Entregar o Pré-sal não é bola fora, é ficar sem bola

Entregar o Pré-sal é ficar sem bola

Sabe quando você vai até um ponto e percebe que é melhor voltar, então… não foi isso que aconteceu para que o Pré-sal fosse descoberto.

É importante a sociedade saber como se chegou a maior descoberta no setor do petróleo dos últimos 30 anos no mundo.

Primeiro, tudo isso aconteceu graças à competência dos trabalhadores de Petrobras. Depois, pode-se pôr na conta de um tal de “risco calculado”.

Essa expressão foi dita por ninguém menos que Guilherme Estrella, geólogo e ex-diretor de Exploração e Produção da Petrobrás, entre os anos de 2003 e 2012, e considerado o “Pai do Pré-Sal”.

Para começo de conversa, se a Shell fosse estatal, provavelmente o mérito seria dela. Isso porque a multinacional detinha o bloco de concessão para exploração.

Mas é aí que entra a principal diferença entre uma estatal e outras companhias estrangeiras e privadas. A Shell preferiu não correr esse risco, nem financeiro e nem geológico, durante exploração do bloco.

A multinacional pulou fora o negócio e, a partir daí quem assumiu por conta e risco foi a Petrobras, destinando cerca de US$ 240 milhões na exploração.

Então eis a questão: a diferença entre uma empresa privada e uma estatal como a Petrobras é que a brasileira tem compromisso com o desenvolvimento nacional.

 

Mas e agora, em que pé estão as reservas do Pré-sal?  

Após a tentativa de entregar algumas reservas para multinacionais nos megaleilões de novembro de 2019, o resultado foi desastroso para o Brasil. Pouca procura de investidores e, em alguns casos, a própria Petrobras foi compradora dos poços que ela mesma colocou à venda.

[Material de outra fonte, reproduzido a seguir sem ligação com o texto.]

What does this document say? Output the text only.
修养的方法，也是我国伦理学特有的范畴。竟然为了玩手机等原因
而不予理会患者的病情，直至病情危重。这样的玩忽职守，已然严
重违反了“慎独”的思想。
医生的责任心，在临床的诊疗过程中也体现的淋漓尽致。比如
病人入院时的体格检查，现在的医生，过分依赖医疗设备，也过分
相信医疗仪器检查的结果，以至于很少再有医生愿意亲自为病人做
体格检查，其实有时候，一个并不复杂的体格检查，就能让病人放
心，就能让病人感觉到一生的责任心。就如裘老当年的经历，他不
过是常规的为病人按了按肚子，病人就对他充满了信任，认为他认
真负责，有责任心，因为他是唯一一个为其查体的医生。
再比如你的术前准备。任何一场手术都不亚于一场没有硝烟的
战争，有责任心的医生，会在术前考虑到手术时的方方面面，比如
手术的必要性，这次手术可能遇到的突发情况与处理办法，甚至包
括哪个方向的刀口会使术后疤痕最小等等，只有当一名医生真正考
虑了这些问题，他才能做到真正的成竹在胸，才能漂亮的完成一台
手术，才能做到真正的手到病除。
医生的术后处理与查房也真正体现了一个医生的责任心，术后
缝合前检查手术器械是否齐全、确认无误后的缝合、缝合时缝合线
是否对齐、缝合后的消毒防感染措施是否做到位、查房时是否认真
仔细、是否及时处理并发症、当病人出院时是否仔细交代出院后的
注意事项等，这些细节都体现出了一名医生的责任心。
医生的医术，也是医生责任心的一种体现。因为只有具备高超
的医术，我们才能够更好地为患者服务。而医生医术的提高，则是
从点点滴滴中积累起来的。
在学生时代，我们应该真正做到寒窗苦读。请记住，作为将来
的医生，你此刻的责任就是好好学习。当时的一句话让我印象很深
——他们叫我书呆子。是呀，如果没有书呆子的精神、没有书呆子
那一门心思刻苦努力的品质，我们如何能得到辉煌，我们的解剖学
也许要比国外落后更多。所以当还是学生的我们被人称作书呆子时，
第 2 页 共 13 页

O que chama atenção é a pressa para se entregar aos estrangeiros o passaporte para futuro dos brasileiros.

Se o governo tivesse concretizado a venda, estima-se que a transação geraria um prejuízo de R$ 1,3 trilhão (que é maior do que o valor que o governo disse que vai economizar com a Reforma da Previdência em 10 anos, só para comparar).

Não custa lembrar que empresas multinacionais destinam a maior parte dos lucros para seus países de origem. Ou seja, a nossa riqueza iria para fora do Brasil.

 

Então para que entregar o Pré-sal?

Depois de tamanha expansão tecnológica, comprovada competência e eficiência da Petrobras, e de todo o retorno que a empresa representa na garantia de investimentos sociais (em áreas como saúde e educação), o Governo Federal fecha os olhos para a soberania do seu próprio país.

É preciso valorizar, sempre, o que a Petrobras conseguiu fazer em uma área que estava aberta para exploração de toda e qualquer empresa estrangeira.

Com o Pré-sal brasileiro e tudo que ele proporciona e pode proporcionar, há esperança de um robusto desenvolvimento industrial, naval, de segurança energética e a possibilidade de fazer um projeto de nação desenvolvida e soberana.

Mas o governo não olha para o futuro e insiste em entregar o Pré-sal.

Segundo a estimativas de especialistas, o Pré-sal poderia gerar um lucro estimado de US$ 10 trilhões (aproximadamente R$ 43 trilhões pela cotação do dólar em novembro de 2019) nas próximas décadas para o Brasil. É por isso que dizemos que ele é o nosso passaporte para o futuro. Mas só se o governo quiser (e o atual parece não querer).

 

Aliás, sobre esse assunto, tem muito chão pela frente, ou melhor, muito Pré-sal. Até porque, tudo indica que há uma camada gigantesca a ser explorada de Cabo Frio (RJ) até Laguna, abaixo de Florianópolis, em Santa Catarina.

A dúvida que fica é se essa riqueza será desenvolvida pela Petrobras e retornar para os brasileiros ou será entregue nas mãos dos estrangeiros.

Entregar o Pré-sal será bom para quem?